Living today helps us stay in it when things get hard. Keeping a single focus, I can do weird stuff with my body that’s making me stronger that couldn’t do just weeks ago. That’s cool. And living today helps me not run away so fast when someone’s angry or sad. And living today helps me sit down and so some work I’ve been avoiding or procrastinating over. Because living today like it’s the only day means we can’t choose our work or our troubles this day, but we can choose how we face them. We can look for the good, the possibility, the opportunity in them. And that helps us be more courageous, more present, more productive, more peaceful.
And lastly, living today helps us love better. Because we can’t love what we don’t see. Jesus said this sometimes. Like when he was in this guy Simon’s house, and Simon was being so rude to someone Jesus loved.
Luke 7:34 (Common English Bible)
Jesus turned to the woman and said to Simon, “Do you see this woman? When I entered your home, you didn’t give me water for my feet, but she wet my feet with tears and wiped them with her hair.
I live with a son who is incredibly observant. Sometimes he is just so eerily good at seeing people. There was a time this summer when he was insistent that we spend time with certain extended family. Because he was like: Dad, don’t you see, this is important. And he told me the reasons he saw it was. And of course he was right. So we did a bunch of really complicated schedule changes to make it happen, and of course, that was good. The seeing became loving, and loving – real love, generous and kind and gentle attention that comes from really seeing someone – does so much good for the person being loved and the person loving too.
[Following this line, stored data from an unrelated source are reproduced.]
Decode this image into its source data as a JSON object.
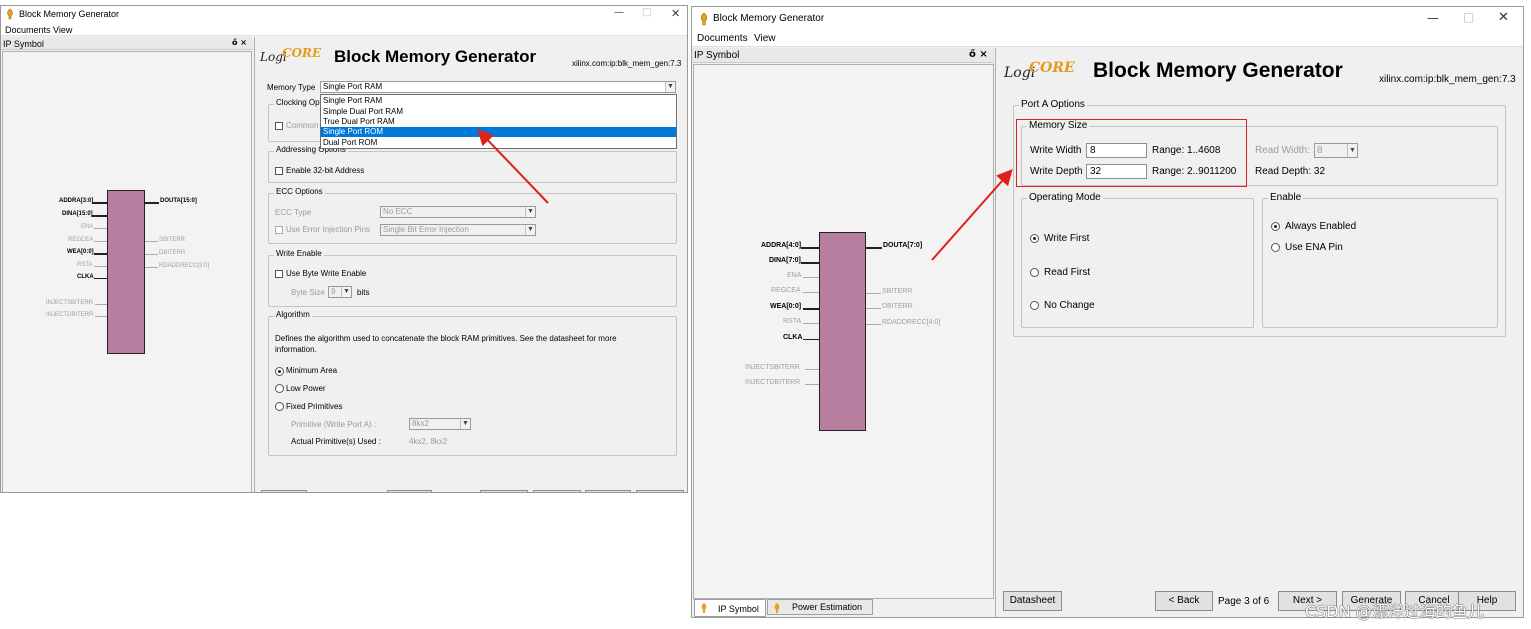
{
  "left_window": {
    "title": "Block Memory Generator",
    "menu": [
      "Documents",
      "View"
    ],
    "symbol_pane_title": "IP Symbol",
    "pane_buttons": "ő ×",
    "header": {
      "logo_logi": "Logi",
      "logo_core": "CORE",
      "title": "Block Memory Generator",
      "vlnv": "xilinx.com:ip:blk_mem_gen:7.3"
    },
    "memory_type": {
      "label": "Memory Type",
      "value": "Single Port RAM",
      "options": [
        "Single Port RAM",
        "Simple Dual Port RAM",
        "True Dual Port RAM",
        "Single Port ROM",
        "Dual Port ROM"
      ],
      "highlighted": "Single Port ROM"
    },
    "clocking": {
      "legend": "Clocking Opti",
      "common_label": "Common"
    },
    "addressing": {
      "legend": "Addressing Options",
      "enable32": "Enable 32-bit Address"
    },
    "ecc": {
      "legend": "ECC Options",
      "type_label": "ECC Type",
      "type_value": "No ECC",
      "inject_label": "Use Error Injection Pins",
      "inject_value": "Single Bit Error Injection"
    },
    "write_enable": {
      "legend": "Write Enable",
      "byte_write": "Use Byte Write Enable",
      "byte_size_label": "Byte Size",
      "byte_size_value": "9",
      "bits": "bits"
    },
    "algorithm": {
      "legend": "Algorithm",
      "desc1": "Defines the algorithm used to concatenate the block RAM primitives.  See the datasheet for more",
      "desc2": "information.",
      "min_area": "Minimum Area",
      "low_power": "Low Power",
      "fixed": "Fixed Primitives",
      "primitive_label": "Primitive (Write Port A) :",
      "primitive_value": "8kx2",
      "actual_label": "Actual Primitive(s) Used :",
      "actual_value": "4kx2, 8kx2"
    },
    "symbol": {
      "left_pins": [
        "ADDRA[3:0]",
        "DINA[15:0]",
        "ENA",
        "REGCEA",
        "WEA[0:0]",
        "RSTA",
        "CLKA",
        "INJECTSBITERR",
        "INJECTDBITERR"
      ],
      "right_pins": [
        "DOUTA[15:0]",
        "SBITERR",
        "DBITERR",
        "RDADDRECC[3:0]"
      ]
    }
  },
  "right_window": {
    "title": "Block Memory Generator",
    "menu": [
      "Documents",
      "View"
    ],
    "symbol_pane_title": "IP Symbol",
    "pane_buttons": "ő ×",
    "header": {
      "logo_logi": "Logi",
      "logo_core": "CORE",
      "title": "Block Memory Generator",
      "vlnv": "xilinx.com:ip:blk_mem_gen:7.3"
    },
    "port_a": {
      "legend": "Port A Options",
      "memory_size": {
        "legend": "Memory Size",
        "write_width_label": "Write Width",
        "write_width_value": "8",
        "write_width_range": "Range: 1..4608",
        "write_depth_label": "Write Depth",
        "write_depth_value": "32",
        "write_depth_range": "Range: 2..9011200",
        "read_width_label": "Read Width:",
        "read_width_value": "8",
        "read_depth": "Read Depth: 32"
      },
      "operating_mode": {
        "legend": "Operating Mode",
        "options": [
          "Write First",
          "Read First",
          "No Change"
        ]
      },
      "enable": {
        "legend": "Enable",
        "options": [
          "Always Enabled",
          "Use ENA Pin"
        ]
      }
    },
    "symbol": {
      "left_pins": [
        "ADDRA[4:0]",
        "DINA[7:0]",
        "ENA",
        "REGCEA",
        "WEA[0:0]",
        "RSTA",
        "CLKA",
        "INJECTSBITERR",
        "INJECTDBITERR"
      ],
      "right_pins": [
        "DOUTA[7:0]",
        "SBITERR",
        "DBITERR",
        "RDADDRECC[4:0]"
      ]
    },
    "tabs": [
      "IP Symbol",
      "Power Estimation"
    ],
    "buttons": {
      "datasheet": "Datasheet",
      "back": "< Back",
      "page": "Page 3 of 6",
      "next": "Next >",
      "generate": "Generate",
      "cancel": "Cancel",
      "help": "Help"
    }
  },
  "watermark": "CSDN @漂洋过海的鱼儿",
  "colors": {
    "block_fill": "#b87fa0",
    "selection": "#0078d7",
    "annotation": "#e0201b",
    "logo_core": "#e49b19"
  }
}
Friends, it’s a simple sermon to get me back in the swing of things with you all, but it was my sense that this was the best gift we had for this day at the start of this year. The gift of drishti. The gift of more present attention. The gift of presence. The gift of this day that God has made, this day of troubles, this day of joy, this day to ask for and find God’s help, this one and only beautiful day we have to be alive.